Au Togo, le marché est un théâtre vivant où se mêlent ingéniosité, débrouillardise et parfois… un certain mépris des règles. Dans nos rues et nos échoppes, des produits ou pratiques officiellement interdits s’échangent comme si de rien n’était.
Voici cinq exemples flagrants d’éléments illégaux qui, malgré les interdictions, restent ancrés dans notre quotidien.
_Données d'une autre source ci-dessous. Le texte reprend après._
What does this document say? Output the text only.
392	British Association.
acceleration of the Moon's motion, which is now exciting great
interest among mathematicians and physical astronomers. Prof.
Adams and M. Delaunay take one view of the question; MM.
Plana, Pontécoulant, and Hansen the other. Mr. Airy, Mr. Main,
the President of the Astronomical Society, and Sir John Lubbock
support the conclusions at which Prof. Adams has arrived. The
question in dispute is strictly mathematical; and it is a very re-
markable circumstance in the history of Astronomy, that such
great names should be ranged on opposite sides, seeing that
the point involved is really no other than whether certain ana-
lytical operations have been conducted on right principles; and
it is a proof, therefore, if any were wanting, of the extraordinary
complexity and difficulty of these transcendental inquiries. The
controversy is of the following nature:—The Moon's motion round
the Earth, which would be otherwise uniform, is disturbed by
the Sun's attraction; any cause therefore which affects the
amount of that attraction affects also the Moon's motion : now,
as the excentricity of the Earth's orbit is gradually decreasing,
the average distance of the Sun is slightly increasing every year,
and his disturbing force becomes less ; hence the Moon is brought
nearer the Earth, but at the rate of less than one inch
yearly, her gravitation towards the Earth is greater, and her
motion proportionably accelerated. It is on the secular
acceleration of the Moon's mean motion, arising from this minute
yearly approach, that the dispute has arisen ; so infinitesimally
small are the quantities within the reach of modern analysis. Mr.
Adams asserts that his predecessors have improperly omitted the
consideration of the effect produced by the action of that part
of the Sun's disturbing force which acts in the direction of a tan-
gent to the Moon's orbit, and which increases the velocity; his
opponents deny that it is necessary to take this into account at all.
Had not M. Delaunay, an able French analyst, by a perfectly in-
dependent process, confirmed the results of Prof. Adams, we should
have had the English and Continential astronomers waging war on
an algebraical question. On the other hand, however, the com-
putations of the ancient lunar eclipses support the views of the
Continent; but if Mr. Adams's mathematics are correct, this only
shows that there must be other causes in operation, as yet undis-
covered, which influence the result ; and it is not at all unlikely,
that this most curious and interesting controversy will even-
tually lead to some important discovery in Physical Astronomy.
- Le sachet plastique noir : l’indispensable interdit
Officiellement bannis pour des raisons environnementales, les sachets plastiques noirs non biodégradables continuent de trôner dans nos marchés. Utilisés pour emballer les arachides, les botokoin ou même les petites courses du jour, ils sont partout. Les alternatives biodégradables peinent à s’imposer face à la praticité des sachets plastiques noirs et leur faible coût. Résultat : on les achète, on les vend, on les jette, comme si l’interdiction n’avait jamais existé.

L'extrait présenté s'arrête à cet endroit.